Two more whistleblowers report on abuses of children in immigration detention. Dr. Scott Allen and Dr. Pamela McPherson inspected detention facilities for DHS, and reported their findings back to DHS, under both the Obama and Trump administrations. Now they are going public:
“Children’s fingers crushed by cell doors. A boy who’d lost nearly a third of his body weight in a matter of days. Incorrect vaccine doses and missed diagnoses….
“For years, the doctors’ expert opinions, like the facilities they inspected, remained out of the spotlight — unseen by most lawmakers and unheard by members of the public.

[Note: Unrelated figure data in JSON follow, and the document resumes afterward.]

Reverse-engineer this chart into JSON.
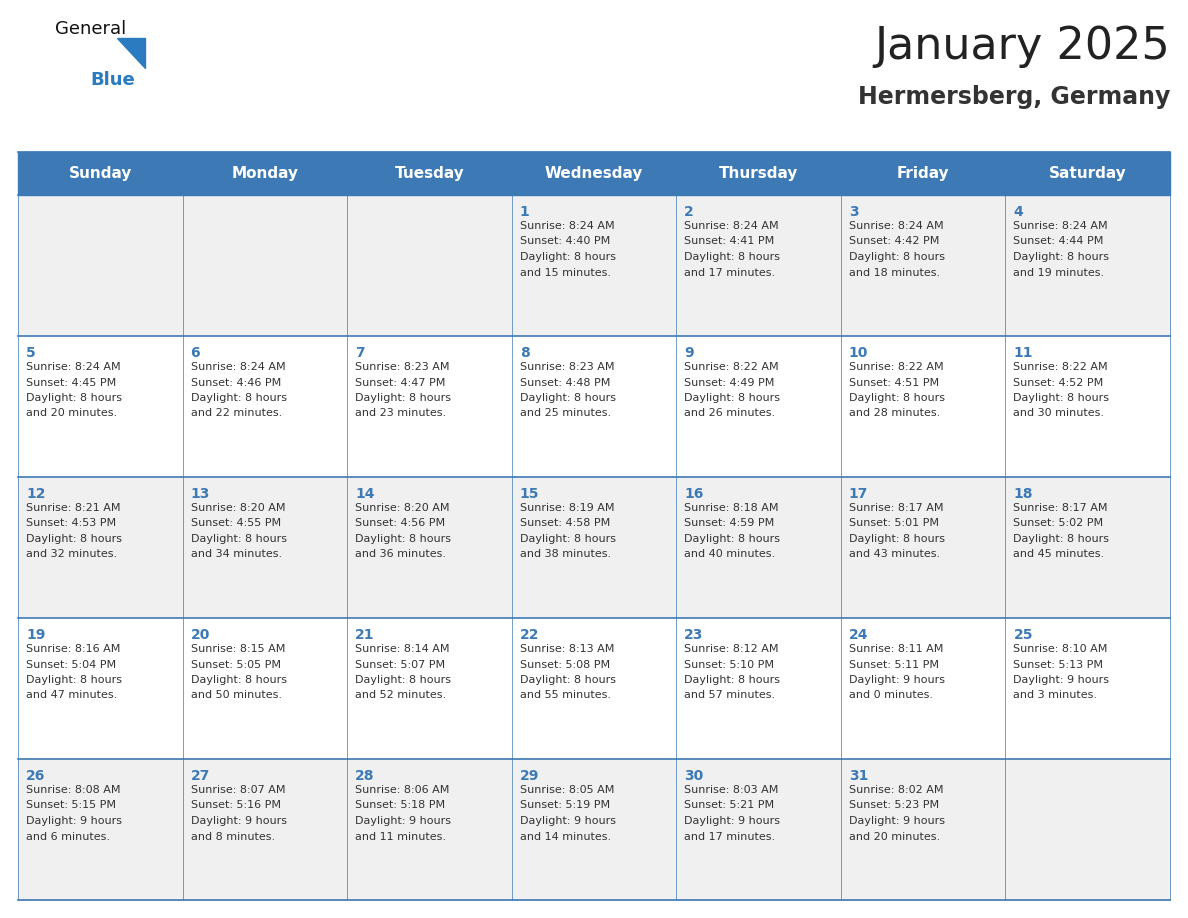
{
  "title": "January 2025",
  "subtitle": "Hermersberg, Germany",
  "header_bg_color": "#3d7ab5",
  "header_text_color": "#ffffff",
  "cell_bg_color_odd": "#f0f0f0",
  "cell_bg_color_even": "#ffffff",
  "day_number_color": "#3d7ab5",
  "cell_text_color": "#333333",
  "border_color": "#3d7ab5",
  "days_of_week": [
    "Sunday",
    "Monday",
    "Tuesday",
    "Wednesday",
    "Thursday",
    "Friday",
    "Saturday"
  ],
  "weeks": [
    [
      {
        "day": null,
        "sunrise": null,
        "sunset": null,
        "daylight1": null,
        "daylight2": null
      },
      {
        "day": null,
        "sunrise": null,
        "sunset": null,
        "daylight1": null,
        "daylight2": null
      },
      {
        "day": null,
        "sunrise": null,
        "sunset": null,
        "daylight1": null,
        "daylight2": null
      },
      {
        "day": "1",
        "sunrise": "Sunrise: 8:24 AM",
        "sunset": "Sunset: 4:40 PM",
        "daylight1": "Daylight: 8 hours",
        "daylight2": "and 15 minutes."
      },
      {
        "day": "2",
        "sunrise": "Sunrise: 8:24 AM",
        "sunset": "Sunset: 4:41 PM",
        "daylight1": "Daylight: 8 hours",
        "daylight2": "and 17 minutes."
      },
      {
        "day": "3",
        "sunrise": "Sunrise: 8:24 AM",
        "sunset": "Sunset: 4:42 PM",
        "daylight1": "Daylight: 8 hours",
        "daylight2": "and 18 minutes."
      },
      {
        "day": "4",
        "sunrise": "Sunrise: 8:24 AM",
        "sunset": "Sunset: 4:44 PM",
        "daylight1": "Daylight: 8 hours",
        "daylight2": "and 19 minutes."
      }
    ],
    [
      {
        "day": "5",
        "sunrise": "Sunrise: 8:24 AM",
        "sunset": "Sunset: 4:45 PM",
        "daylight1": "Daylight: 8 hours",
        "daylight2": "and 20 minutes."
      },
      {
        "day": "6",
        "sunrise": "Sunrise: 8:24 AM",
        "sunset": "Sunset: 4:46 PM",
        "daylight1": "Daylight: 8 hours",
        "daylight2": "and 22 minutes."
      },
      {
        "day": "7",
        "sunrise": "Sunrise: 8:23 AM",
        "sunset": "Sunset: 4:47 PM",
        "daylight1": "Daylight: 8 hours",
        "daylight2": "and 23 minutes."
      },
      {
        "day": "8",
        "sunrise": "Sunrise: 8:23 AM",
        "sunset": "Sunset: 4:48 PM",
        "daylight1": "Daylight: 8 hours",
        "daylight2": "and 25 minutes."
      },
      {
        "day": "9",
        "sunrise": "Sunrise: 8:22 AM",
        "sunset": "Sunset: 4:49 PM",
        "daylight1": "Daylight: 8 hours",
        "daylight2": "and 26 minutes."
      },
      {
        "day": "10",
        "sunrise": "Sunrise: 8:22 AM",
        "sunset": "Sunset: 4:51 PM",
        "daylight1": "Daylight: 8 hours",
        "daylight2": "and 28 minutes."
      },
      {
        "day": "11",
        "sunrise": "Sunrise: 8:22 AM",
        "sunset": "Sunset: 4:52 PM",
        "daylight1": "Daylight: 8 hours",
        "daylight2": "and 30 minutes."
      }
    ],
    [
      {
        "day": "12",
        "sunrise": "Sunrise: 8:21 AM",
        "sunset": "Sunset: 4:53 PM",
        "daylight1": "Daylight: 8 hours",
        "daylight2": "and 32 minutes."
      },
      {
        "day": "13",
        "sunrise": "Sunrise: 8:20 AM",
        "sunset": "Sunset: 4:55 PM",
        "daylight1": "Daylight: 8 hours",
        "daylight2": "and 34 minutes."
      },
      {
        "day": "14",
        "sunrise": "Sunrise: 8:20 AM",
        "sunset": "Sunset: 4:56 PM",
        "daylight1": "Daylight: 8 hours",
        "daylight2": "and 36 minutes."
      },
      {
        "day": "15",
        "sunrise": "Sunrise: 8:19 AM",
        "sunset": "Sunset: 4:58 PM",
        "daylight1": "Daylight: 8 hours",
        "daylight2": "and 38 minutes."
      },
      {
        "day": "16",
        "sunrise": "Sunrise: 8:18 AM",
        "sunset": "Sunset: 4:59 PM",
        "daylight1": "Daylight: 8 hours",
        "daylight2": "and 40 minutes."
      },
      {
        "day": "17",
        "sunrise": "Sunrise: 8:17 AM",
        "sunset": "Sunset: 5:01 PM",
        "daylight1": "Daylight: 8 hours",
        "daylight2": "and 43 minutes."
      },
      {
        "day": "18",
        "sunrise": "Sunrise: 8:17 AM",
        "sunset": "Sunset: 5:02 PM",
        "daylight1": "Daylight: 8 hours",
        "daylight2": "and 45 minutes."
      }
    ],
    [
      {
        "day": "19",
        "sunrise": "Sunrise: 8:16 AM",
        "sunset": "Sunset: 5:04 PM",
        "daylight1": "Daylight: 8 hours",
        "daylight2": "and 47 minutes."
      },
      {
        "day": "20",
        "sunrise": "Sunrise: 8:15 AM",
        "sunset": "Sunset: 5:05 PM",
        "daylight1": "Daylight: 8 hours",
        "daylight2": "and 50 minutes."
      },
      {
        "day": "21",
        "sunrise": "Sunrise: 8:14 AM",
        "sunset": "Sunset: 5:07 PM",
        "daylight1": "Daylight: 8 hours",
        "daylight2": "and 52 minutes."
      },
      {
        "day": "22",
        "sunrise": "Sunrise: 8:13 AM",
        "sunset": "Sunset: 5:08 PM",
        "daylight1": "Daylight: 8 hours",
        "daylight2": "and 55 minutes."
      },
      {
        "day": "23",
        "sunrise": "Sunrise: 8:12 AM",
        "sunset": "Sunset: 5:10 PM",
        "daylight1": "Daylight: 8 hours",
        "daylight2": "and 57 minutes."
      },
      {
        "day": "24",
        "sunrise": "Sunrise: 8:11 AM",
        "sunset": "Sunset: 5:11 PM",
        "daylight1": "Daylight: 9 hours",
        "daylight2": "and 0 minutes."
      },
      {
        "day": "25",
        "sunrise": "Sunrise: 8:10 AM",
        "sunset": "Sunset: 5:13 PM",
        "daylight1": "Daylight: 9 hours",
        "daylight2": "and 3 minutes."
      }
    ],
    [
      {
        "day": "26",
        "sunrise": "Sunrise: 8:08 AM",
        "sunset": "Sunset: 5:15 PM",
        "daylight1": "Daylight: 9 hours",
        "daylight2": "and 6 minutes."
      },
      {
        "day": "27",
        "sunrise": "Sunrise: 8:07 AM",
        "sunset": "Sunset: 5:16 PM",
        "daylight1": "Daylight: 9 hours",
        "daylight2": "and 8 minutes."
      },
      {
        "day": "28",
        "sunrise": "Sunrise: 8:06 AM",
        "sunset": "Sunset: 5:18 PM",
        "daylight1": "Daylight: 9 hours",
        "daylight2": "and 11 minutes."
      },
      {
        "day": "29",
        "sunrise": "Sunrise: 8:05 AM",
        "sunset": "Sunset: 5:19 PM",
        "daylight1": "Daylight: 9 hours",
        "daylight2": "and 14 minutes."
      },
      {
        "day": "30",
        "sunrise": "Sunrise: 8:03 AM",
        "sunset": "Sunset: 5:21 PM",
        "daylight1": "Daylight: 9 hours",
        "daylight2": "and 17 minutes."
      },
      {
        "day": "31",
        "sunrise": "Sunrise: 8:02 AM",
        "sunset": "Sunset: 5:23 PM",
        "daylight1": "Daylight: 9 hours",
        "daylight2": "and 20 minutes."
      },
      {
        "day": null,
        "sunrise": null,
        "sunset": null,
        "daylight1": null,
        "daylight2": null
      }
    ]
  ],
  "title_fontsize": 32,
  "subtitle_fontsize": 17,
  "header_fontsize": 11,
  "day_num_fontsize": 10,
  "cell_fontsize": 8
}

“That changed, they say, when the Trump administration’s policies left them no choice. The doctors became whistleblowers, speaking out with a dire warning. Family detention isn’t safe, they said, and children’s lives are at stake….
“Allen and McPherson say they documented their concerns numerous times in reports filed with the Department of Homeland Security during the Obama administration, and felt like the people in power were listening. But they say two things prompted them to speak more publicly about the matter after Trump took office: the spike in family separations at the border and moves to increase family detention rather than scale it back….
“We are not going away, and we are leaving a written and clear record that we’ve put everyone on notice that we possibly can,” Allen says. “Our goal is to protect children. But if we fail them, we sure as hell want to leave a written record for history that documents who is notified of an impending harm to children — and who did nothing about it.”
**Correction to indicate that news accounts differ on amount of St. Paul/Ramsey County fund for legal defense of immigrants.